La relación con Sheinbaum: un apoyo tambaleante
Sheinbaum ha mostrado dudas durante meses sobre el papel y destino de Alcalde. Ya en diciembre no la quería en el cargo y en febrero avaló su relevo, considerando a Alfonso Durazo, gobernador de Sonora, como reemplazo, aunque no de inmediato. Sin embargo, a fines de marzo, el ánimo de la presidenta parecía cambiar, expresando satisfacción con Alcalde.
La semana pasada, tras recibir un reporte confidencial sobre las elecciones intermedias del próximo año, las señales en Palacio Nacional volvieron a oscilar. Alcalde solicitó una cita para analizar los 300 distritos electorales, pero se desconoce si este encuentro se concretó. Fuentes de Morena indican que Sheinbaum y Alcalde sí conversaron, pero sobre el fin de un ciclo, algo que la lideresa no esperaba.
Problemas internos y falta de respaldo
Alcalde ha dejado claro en círculos de la élite militante que una salida en este momento sería una humillación, confirmando lo que sus propios camaradas filtran a la prensa: no puede manejar el partido ni conducir un proceso electoral. Sheinbaum, consciente de esto desde hace tiempo, pidió al secretario de Educación, Mario Delgado, que ayudara en el proceso, resolviendo temas que Alcalde no pudo.
Otros conflictos surgen por su trato despótico hacia los partidos de la coalición gobernante, el PT y el Partido Verde, que han expresado molestia y poca disposición a dialogar con ella. Sheinbaum considera enviar a Estela Damián, consejera jurídica de la Presidencia, para apoyarla, aunque la duración de esta medida es incierta.
Vida personal y política: una mezcla peligrosa
Los rendimientos decrecientes de Alcalde en Palacio Nacional se deben a que sus asuntos privados se han entrelazado con los públicos, convirtiendo su vida personal en tema de prensa política. Críticas internas señalan su relación con Arturo Ávila, vocero de la bancada oficialista, acusado de cooptar su tiempo y agenda política.
La lideresa ha perdido respaldos clave, como en el Zócalo y Palenque. Su salida no generaría tensión entre Sheinbaum y Andrés Manuel López Obrador, quien le tiene aprecio por su cercanía con su madre, Bertha Luján. Sin embargo, en tiempos de urgencia electoral, el cariño ya no basta; se exige capacidad y eficiencia.
El futuro incierto y la humillación latente
Fuentes de Morena afirman que Sheinbaum decidió remover a Alcalde esta semana, pero esta pidió no hacerlo para salvar las apariencias. El video donde Alcalde agradeció a la presidenta por hablar bien de ella en la mañanera del lunes no ayudó, siendo visto como una provocación innecesaria.
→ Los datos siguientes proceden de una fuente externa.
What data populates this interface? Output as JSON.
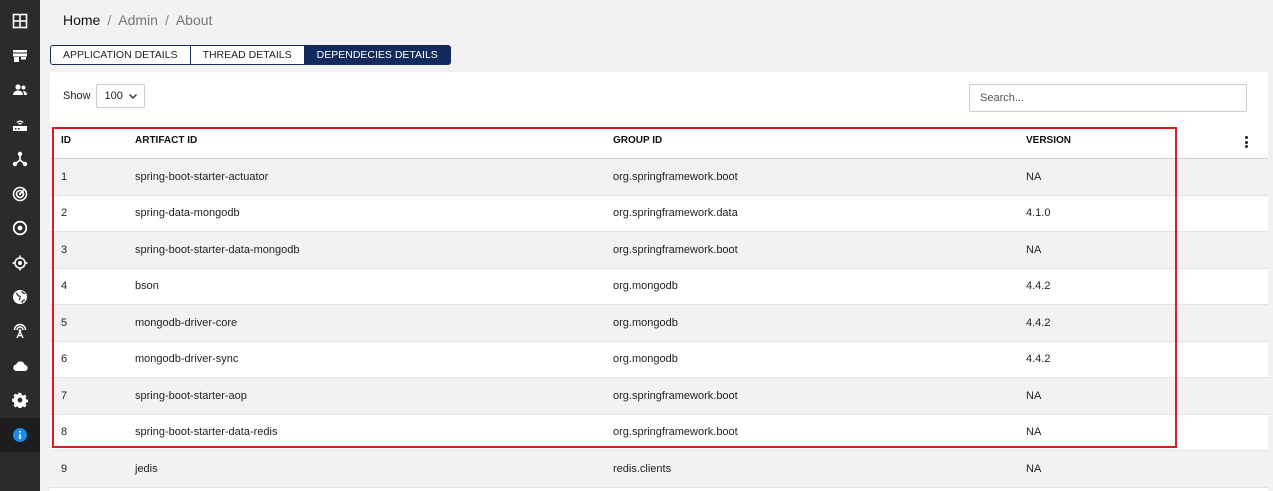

Alcalde está sola: Ávila la defendió como "una joven talentosa", pero no hubo respaldo de gobernadores, dirigentes o exdirigentes. Si permanece, será como un "lame duck", un político sin influencia real. No participa en negociaciones clave ni en la selección de candidaturas, debilitándose internamente y perdiendo interlocución externa. La humillación que teme ya es una realidad: nunca tuvo control real sobre los hilos del poder que López Obrador y Sheinbaum le entregaron.